Al riguardo (sposando una tesi che abbiamo a più riprese anticipato in precedenti contributi), si precisa nuovamente come la disposizione sia da leggere all’interno della norma di riferimento (art. 2-bis, co. 1-ter, DPR 380/01) e che, quindi, non è stato affatto previsto che qualunque intervento di demoricostruzione negli ambiti “sensibili” (zone A, etc.) sia sottoposto piano di recupero e riqualificazione.

Tale strumento occorre – ma non inderogabilmente, come vedremo – solo al fine di poter applicare le deroghe alla normativa sulle distanze, dettata dal primo periodo del medesimo comma 1-ter.
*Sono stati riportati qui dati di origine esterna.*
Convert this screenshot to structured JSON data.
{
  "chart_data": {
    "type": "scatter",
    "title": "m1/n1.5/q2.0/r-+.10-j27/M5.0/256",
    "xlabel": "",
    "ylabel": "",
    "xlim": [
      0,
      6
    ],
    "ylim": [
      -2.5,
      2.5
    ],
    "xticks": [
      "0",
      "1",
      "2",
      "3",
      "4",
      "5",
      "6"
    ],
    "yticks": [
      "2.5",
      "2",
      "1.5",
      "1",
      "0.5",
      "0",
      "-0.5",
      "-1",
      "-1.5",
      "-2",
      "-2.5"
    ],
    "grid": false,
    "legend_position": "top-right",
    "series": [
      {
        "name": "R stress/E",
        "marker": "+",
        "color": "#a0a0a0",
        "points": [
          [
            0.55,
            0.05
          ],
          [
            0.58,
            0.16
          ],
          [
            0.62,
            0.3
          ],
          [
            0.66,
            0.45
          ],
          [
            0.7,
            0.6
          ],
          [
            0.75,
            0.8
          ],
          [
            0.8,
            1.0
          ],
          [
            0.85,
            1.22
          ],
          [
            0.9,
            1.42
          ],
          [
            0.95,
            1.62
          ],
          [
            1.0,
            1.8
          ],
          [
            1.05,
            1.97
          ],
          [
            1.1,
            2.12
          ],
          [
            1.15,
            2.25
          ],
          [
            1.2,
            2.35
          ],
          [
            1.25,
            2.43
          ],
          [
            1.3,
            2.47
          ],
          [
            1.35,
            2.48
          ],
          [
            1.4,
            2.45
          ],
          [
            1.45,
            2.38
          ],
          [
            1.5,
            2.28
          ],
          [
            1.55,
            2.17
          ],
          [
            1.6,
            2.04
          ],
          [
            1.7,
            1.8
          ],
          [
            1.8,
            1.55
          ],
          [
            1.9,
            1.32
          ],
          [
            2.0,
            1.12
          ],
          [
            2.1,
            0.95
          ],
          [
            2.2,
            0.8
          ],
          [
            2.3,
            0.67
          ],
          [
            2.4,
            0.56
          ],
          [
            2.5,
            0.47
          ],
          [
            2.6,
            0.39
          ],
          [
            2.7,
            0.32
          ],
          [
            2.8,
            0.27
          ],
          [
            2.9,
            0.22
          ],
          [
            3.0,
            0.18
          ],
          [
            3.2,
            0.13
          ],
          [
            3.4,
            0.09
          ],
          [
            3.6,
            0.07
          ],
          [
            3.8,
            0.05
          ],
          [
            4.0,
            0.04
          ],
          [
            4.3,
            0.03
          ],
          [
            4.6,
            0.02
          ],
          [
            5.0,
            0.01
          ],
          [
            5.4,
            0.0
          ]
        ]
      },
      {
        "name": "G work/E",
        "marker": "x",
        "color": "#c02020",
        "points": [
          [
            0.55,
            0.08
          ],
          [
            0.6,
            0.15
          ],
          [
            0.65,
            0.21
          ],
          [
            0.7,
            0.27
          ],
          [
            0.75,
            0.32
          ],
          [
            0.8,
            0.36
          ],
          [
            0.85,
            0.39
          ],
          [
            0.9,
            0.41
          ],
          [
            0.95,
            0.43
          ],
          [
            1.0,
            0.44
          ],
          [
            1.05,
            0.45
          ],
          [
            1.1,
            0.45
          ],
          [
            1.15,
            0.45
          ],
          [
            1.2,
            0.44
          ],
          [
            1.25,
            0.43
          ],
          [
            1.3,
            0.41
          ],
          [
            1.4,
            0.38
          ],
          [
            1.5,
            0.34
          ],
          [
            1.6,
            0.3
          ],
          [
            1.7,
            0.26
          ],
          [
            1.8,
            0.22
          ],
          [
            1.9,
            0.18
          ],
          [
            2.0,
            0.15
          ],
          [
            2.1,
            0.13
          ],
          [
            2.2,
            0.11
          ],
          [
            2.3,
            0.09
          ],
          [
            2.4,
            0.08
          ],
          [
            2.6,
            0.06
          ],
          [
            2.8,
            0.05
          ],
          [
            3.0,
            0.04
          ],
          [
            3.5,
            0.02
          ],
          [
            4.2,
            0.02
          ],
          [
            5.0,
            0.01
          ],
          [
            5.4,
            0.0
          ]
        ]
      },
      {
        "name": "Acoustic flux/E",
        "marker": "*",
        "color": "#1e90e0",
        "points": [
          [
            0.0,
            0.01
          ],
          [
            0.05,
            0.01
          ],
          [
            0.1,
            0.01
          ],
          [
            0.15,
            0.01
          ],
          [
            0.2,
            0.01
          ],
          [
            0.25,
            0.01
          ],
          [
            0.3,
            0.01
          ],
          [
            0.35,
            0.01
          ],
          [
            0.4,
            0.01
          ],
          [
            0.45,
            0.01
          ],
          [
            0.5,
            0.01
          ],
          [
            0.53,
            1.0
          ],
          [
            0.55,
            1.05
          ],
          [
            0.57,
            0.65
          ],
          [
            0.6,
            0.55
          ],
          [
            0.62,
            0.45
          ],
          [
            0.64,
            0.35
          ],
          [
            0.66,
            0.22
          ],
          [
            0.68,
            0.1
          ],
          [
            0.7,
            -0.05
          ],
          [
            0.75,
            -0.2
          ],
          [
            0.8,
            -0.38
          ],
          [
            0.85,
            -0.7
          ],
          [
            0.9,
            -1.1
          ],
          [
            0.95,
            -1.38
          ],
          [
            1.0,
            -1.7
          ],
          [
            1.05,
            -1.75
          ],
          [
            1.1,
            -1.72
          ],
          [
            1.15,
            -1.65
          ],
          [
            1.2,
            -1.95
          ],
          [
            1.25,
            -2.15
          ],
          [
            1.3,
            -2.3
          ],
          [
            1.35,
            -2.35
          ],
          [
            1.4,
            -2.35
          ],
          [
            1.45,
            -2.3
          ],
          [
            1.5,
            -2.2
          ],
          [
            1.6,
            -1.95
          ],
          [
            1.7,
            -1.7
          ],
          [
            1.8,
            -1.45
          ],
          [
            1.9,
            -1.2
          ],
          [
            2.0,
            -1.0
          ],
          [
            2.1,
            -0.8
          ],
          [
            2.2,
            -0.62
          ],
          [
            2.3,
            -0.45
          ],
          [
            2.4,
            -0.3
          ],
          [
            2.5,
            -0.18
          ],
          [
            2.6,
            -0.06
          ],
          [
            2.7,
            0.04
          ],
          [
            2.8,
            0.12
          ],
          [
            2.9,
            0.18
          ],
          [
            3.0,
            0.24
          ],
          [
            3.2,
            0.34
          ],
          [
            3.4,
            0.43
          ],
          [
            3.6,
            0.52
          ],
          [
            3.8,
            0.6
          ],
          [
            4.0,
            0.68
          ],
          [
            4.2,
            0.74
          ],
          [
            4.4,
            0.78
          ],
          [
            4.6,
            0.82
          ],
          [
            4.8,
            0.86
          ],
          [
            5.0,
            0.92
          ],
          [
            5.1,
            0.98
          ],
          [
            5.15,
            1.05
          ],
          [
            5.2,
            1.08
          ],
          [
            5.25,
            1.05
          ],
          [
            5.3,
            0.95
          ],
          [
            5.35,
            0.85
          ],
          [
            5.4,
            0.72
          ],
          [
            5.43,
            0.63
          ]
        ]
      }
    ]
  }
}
Simile interpretazione, peraltro, come anche la Circolare a più riprese sottolinea, è l’unica che rende giustizia al coordinamento con l’art. 3, co. 1, lett. d), DPR 380/01 che in detti ambiti “sensibili” non nega affatto la possibilità di intervenire tramite DR (anzi consentendola, ove fedelissima, come ristrutturazione edilizia).

5. Altrettanto correttamente, la Circolare evidenzia come, anche in tale parte della norma (analogamente a quanto visto rispetto all’ult. periodo dell’art. 3, co. 1, lett. d) sia presente una clausola di salvezza, tale per cui l’obbligo di strumento attuativo (ai fini delle deroghe alle distanze, come visto) non ricorre laddove questo sia da escludere in base a “previsioni degli strumenti di pianificazione territoriale, paesaggistica e urbanistica vigenti” .

Peraltro, sull’aggettivo “vigenti” la Circolare avalla la tesi per cui, in assenza di un riferimento temporale individuato dalla norma come novellata dal Decreto Semplificazioni, non occorre che detti strumenti siano vigenti “ad oggi“, essendo riferibile anche a futuri atti pianificatori.

E’ questa una interpretazione non solo rispettosa del dato testuale, ma anche in linea con il necessario rispetto, da parte del Legislatore, delle prerogative del pianificatore (urbanistico e paesaggistico).